Estou em casa, é janeiro, estou em Salvador, ouvindo a biomédica, Jaqueline Goes, e me emociono muitíssimo. Uma avalanche de imagens e enredos sobre a História do Brasil, a história da biomédica, a história de tantas mulheres desse nosso país e da Bahia inundam meus olhos. Acompanho a voz dela. Jaqueline se arruma para esse momento tão importante para a ciência no mundo e para sua carreira. A entrevista será online, estamos em plena pandemia. A biomédica organiza as falas, ponderando a necessidade de ser precisa nas informações, pois a entrevista será curta. Jaqueline fala e fala muito bem. Dona Edna ouve a filha com orgulho. Ester Sabino ouve a companheira de trabalho com orgulho. Todas as mulheres ouvem Jaqueline com orgulho. Estamos ali, com ela. Não estamos sozinhas. Como ela também nunca está. Helena não sabia que o nome daquela menina era Jaqueline. Helena ouve a biomédica Jaqueline Goes com orgulho. É sobre liberdade essa história. A liberdade de seguir um desejo. A educação, o ensino e a pesquisa precisam ser espaços onde pessoas possam sonhar e optar por escolhas de querência. Um caminho de uma cientista na estrutura acadêmica não é simples, é de reviravoltas e lutas. Pode ser de adoecimento e abandono. Que bom que Jaqueline Goes seguiu. Em dezembro, após a conversa de quase duas horas com ela, desliguei a tecnologia e fui tomar café com meus tios, fomos comemorar que eu havia conseguido realizar aquela importante reunião de trabalho. Aqui, meses depois, lembro com carinho desses encontros. Penso que Jaqueline Goes pode até já ter voltado para o Brasil. Pode agora estar em Salvador tomando um café, no Santo Antônio, onde fica o seu restaurante preferido. Ou pode estar em São Paulo, em algum laboratório seguindo suas pesquisas. Ou, quiçá, ainda esteja em Londres. Recordo, ainda, uma história que Jaqueline contou em nossa conversa de dezembro, ela me disse que no dia anterior esteve observando uma criança, uma menina, que conversava sobre Cristo, com o irmão, no metrô. Eu penso no frio de Londres e em como o ouvir e observar pode nos aquecer. Penso que a pós-doutora Jaqueline Goes é uma mulher atenta a seu tempo. Jaqueline me disse que se identificou com aquela menina e que o encontro com a fé em que ela acredita é o que prega lugares de liberdade, independentemente de instituições. “Por isso tatuei a frase, he set me free, pois quero me (a)firmar num caminho de liberdade”. Diz.

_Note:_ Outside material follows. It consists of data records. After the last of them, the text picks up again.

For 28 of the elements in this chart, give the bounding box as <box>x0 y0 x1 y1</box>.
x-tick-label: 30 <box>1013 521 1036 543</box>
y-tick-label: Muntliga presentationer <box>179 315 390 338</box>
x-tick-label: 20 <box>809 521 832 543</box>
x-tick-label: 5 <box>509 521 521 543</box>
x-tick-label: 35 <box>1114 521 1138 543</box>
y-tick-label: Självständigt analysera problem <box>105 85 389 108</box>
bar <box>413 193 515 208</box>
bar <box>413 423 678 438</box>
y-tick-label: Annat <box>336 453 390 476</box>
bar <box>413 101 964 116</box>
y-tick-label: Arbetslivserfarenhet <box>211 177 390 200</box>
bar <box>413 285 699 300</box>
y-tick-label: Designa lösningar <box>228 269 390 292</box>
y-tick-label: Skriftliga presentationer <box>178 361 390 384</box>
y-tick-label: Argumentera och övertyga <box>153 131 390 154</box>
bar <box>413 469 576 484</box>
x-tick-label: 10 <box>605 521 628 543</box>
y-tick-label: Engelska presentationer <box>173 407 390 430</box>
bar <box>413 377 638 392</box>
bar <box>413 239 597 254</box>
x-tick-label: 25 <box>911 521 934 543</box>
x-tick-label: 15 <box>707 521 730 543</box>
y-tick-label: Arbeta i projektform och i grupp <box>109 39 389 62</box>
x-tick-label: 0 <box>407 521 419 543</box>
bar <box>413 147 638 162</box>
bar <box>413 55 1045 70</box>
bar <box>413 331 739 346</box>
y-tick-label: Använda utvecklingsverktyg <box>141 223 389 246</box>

Estamos, no Brasil, vivendo mais uma onda da pandemia da covid-19, agora, com a variante ômicron. Neste momento em que escrevo, mulheres vendem livros em coletivos, alguma menina-criança inglesa e ou imigrante conversa em algum metrô londrino, jovens mulheres estudam para acessar cursos universitários. Neste momento, alguma criança em qualquer parte do mundo brinca com uma boneca da biomédica brasileira, baiana, mulher negra, Jaqueline Goes. Neste momento, fecho estas palavras agradecendo sua leitura e audição e repetindo que representatividade importa, sim, na ciência, na literatura. E, principalmente, na infância.